New research shows patients with inflammatory bowel disease (IBD) produced a strong antibody response to COVID-19 vaccination.
“At eight weeks, following completion of a two-dose mRNA vaccine series, 99% of patients had detectable antibodies from the vaccine irrespective of whether or not they were receiving immunocompromising therapies,” said Gil Melmed, MD, co-principal investigator of the study and director of Inflammatory Bowel Disease Clinical Research at Cedars-Sinai.
“This finding contrasts with the different immune-modifying medications taken by transplant recipients to prevent organ rejection, or cancer patients receiving chemotherapy, who have much lower rates of antibody response after COVID-19 mRNA vaccination and are at risk of not being protected as a result,” said Melmed, the lead author of the study.
An abnormal response to an infection or invading pathogen can sometimes cause the immune system to attack a person’s organs, producing harmful levels of inflammation. IBD refers to a class of disorders that result in chronic, and often destructive, inflammation of the digestive tract. Ulcerative colitis and Crohn’s disease are the two forms of IBD.
Researchers also found that at a certain point after the second vaccine dose, the antibody response of the IBD patients in the study differed and was associated with the kind of immunosuppressive medications they were taking.

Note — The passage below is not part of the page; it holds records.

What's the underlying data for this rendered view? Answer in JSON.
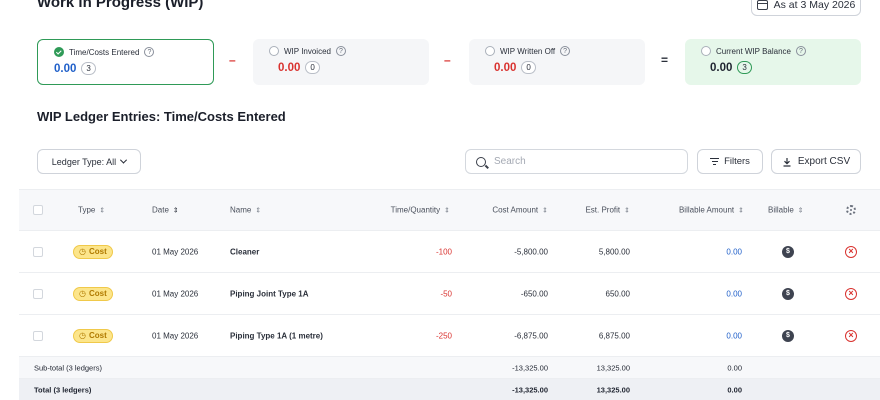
{
  "header": {
    "title": "Work in Progress (WIP)",
    "as_at_label": "As at 3 May 2026"
  },
  "summary": {
    "cards": [
      {
        "label": "Time/Costs Entered",
        "value": "0.00",
        "count": "3",
        "value_color": "#1f5fc9"
      },
      {
        "label": "WIP Invoiced",
        "value": "0.00",
        "count": "0",
        "value_color": "#d9322f"
      },
      {
        "label": "WIP Written Off",
        "value": "0.00",
        "count": "0",
        "value_color": "#d9322f"
      },
      {
        "label": "Current WIP Balance",
        "value": "0.00",
        "count": "3",
        "value_color": "#1b1f2a"
      }
    ],
    "operators": [
      "–",
      "–",
      "="
    ],
    "help_glyph": "?"
  },
  "section": {
    "title": "WIP Ledger Entries: Time/Costs Entered"
  },
  "toolbar": {
    "ledger_type_label": "Ledger Type: All",
    "search_placeholder": "Search",
    "filters_label": "Filters",
    "export_label": "Export CSV"
  },
  "table": {
    "columns": {
      "type": "Type",
      "date": "Date",
      "name": "Name",
      "time_quantity": "Time/Quantity",
      "cost_amount": "Cost Amount",
      "est_profit": "Est. Profit",
      "billable_amount": "Billable Amount",
      "billable": "Billable"
    },
    "rows": [
      {
        "type": "Cost",
        "date": "01 May 2026",
        "name": "Cleaner",
        "time_quantity": "-100",
        "cost_amount": "-5,800.00",
        "est_profit": "5,800.00",
        "billable_amount": "0.00",
        "billable_icon": "$",
        "remove_icon": "×"
      },
      {
        "type": "Cost",
        "date": "01 May 2026",
        "name": "Piping Joint Type 1A",
        "time_quantity": "-50",
        "cost_amount": "-650.00",
        "est_profit": "650.00",
        "billable_amount": "0.00",
        "billable_icon": "$",
        "remove_icon": "×"
      },
      {
        "type": "Cost",
        "date": "01 May 2026",
        "name": "Piping Type 1A (1 metre)",
        "time_quantity": "-250",
        "cost_amount": "-6,875.00",
        "est_profit": "6,875.00",
        "billable_amount": "0.00",
        "billable_icon": "$",
        "remove_icon": "×"
      }
    ],
    "subtotal": {
      "label": "Sub-total (3 ledgers)",
      "cost_amount": "-13,325.00",
      "est_profit": "13,325.00",
      "billable_amount": "0.00"
    },
    "total": {
      "label": "Total (3 ledgers)",
      "cost_amount": "-13,325.00",
      "est_profit": "13,325.00",
      "billable_amount": "0.00"
    }
  }
}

“After eight weeks, we noted lower antibody levels in patients receiving anti-TNF(tumor necrosis factor) therapies or corticosteroids compared to patients treated with the immune-response blocking drugs anti-tegrin,anti-IL12/23,” said Dermot McGovern, MD, PhD, co-principal investigator of the study and director of Translational Research in the Inflammatory Bowel and Immunobiology Research Institute at Cedars-Sinai.
“However, these findings should still reassure IBD patients─and the millions of people who use these types of immunosuppressive medications─that the immediate response to mRNA vaccines against SARS-CoV-2, the virus that causes COVID-19, is good and on par with IBD patients who are not taking any drug therapies. Even so, patients receiving anti-TNF therapy or corticosteroids may be the ones most likely to benefit from a third dose of the vaccine,” said McGovern, the Joshua L. and Lisa Z. Greer Chair in Inflammatory Bowel Disease Genetics.

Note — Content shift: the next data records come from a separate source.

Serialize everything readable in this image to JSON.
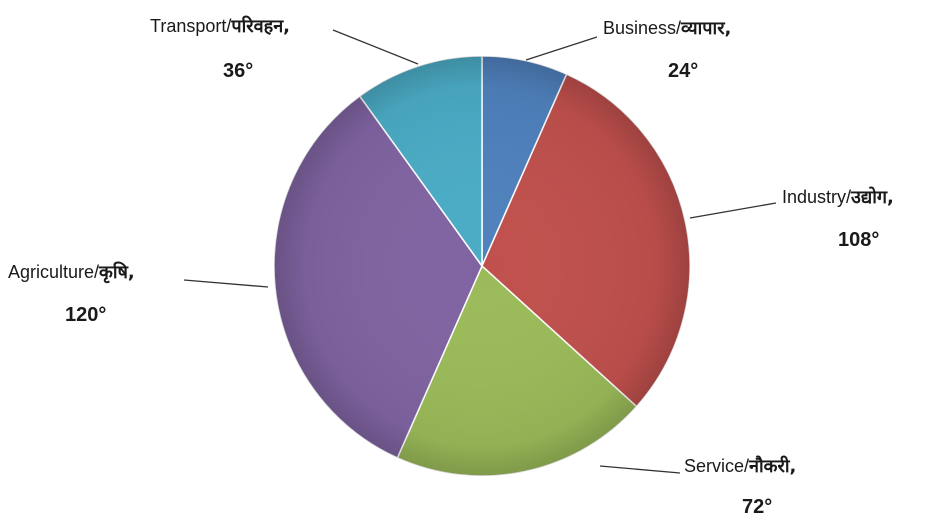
{
  "chart_data": {
    "type": "pie",
    "unit": "°",
    "slices": [
      {
        "name_en": "Business",
        "name_hi": "व्यापार",
        "value": 24,
        "color": "#4f81bd"
      },
      {
        "name_en": "Industry",
        "name_hi": "उद्योग",
        "value": 108,
        "color": "#c0504d"
      },
      {
        "name_en": "Service",
        "name_hi": "नौकरी",
        "value": 72,
        "color": "#9bbb59"
      },
      {
        "name_en": "Agriculture",
        "name_hi": "कृषि",
        "value": 120,
        "color": "#8064a2"
      },
      {
        "name_en": "Transport",
        "name_hi": "परिवहन",
        "value": 36,
        "color": "#4bacc6"
      }
    ]
  },
  "labels": {
    "business": {
      "en": "Business/",
      "hi": "व्यापार,",
      "value": "24°"
    },
    "industry": {
      "en": "Industry/",
      "hi": "उद्योग,",
      "value": "108°"
    },
    "service": {
      "en": "Service/",
      "hi": "नौकरी,",
      "value": "72°"
    },
    "agriculture": {
      "en": "Agriculture/",
      "hi": "कृषि,",
      "value": "120°"
    },
    "transport": {
      "en": "Transport/",
      "hi": "परिवहन,",
      "value": "36°"
    }
  }
}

Researchers also noted the antibody response to vaccination in the IBD patients studied was similar to the response in non-immunosuppressed patients.
“They were well within the ‘positive’ range, meaning those patients on immunosuppressing medications also have a substantial amount of circulating antibody still present at the two-month mark. There is also data showing a correlation between that eight-week antibody level in vaccinated people and effective immunity in the community at large,” said study co-author Susan Cheng, MD, director of Public Health Research and the Erika J. Glazer Chair in Women’s Cardiovascular Health and Population Science at Cedars-Sinai.
Study investigators are now looking into other aspects of vaccine response in IBD patients that more directly correlates with protection from infection, like T-cell functional and neutralizing antibody responses.
“The results of our first look at COVID-19 vaccination response should be reassuring to our immunosuppressed patients with IBD,” said Melmed.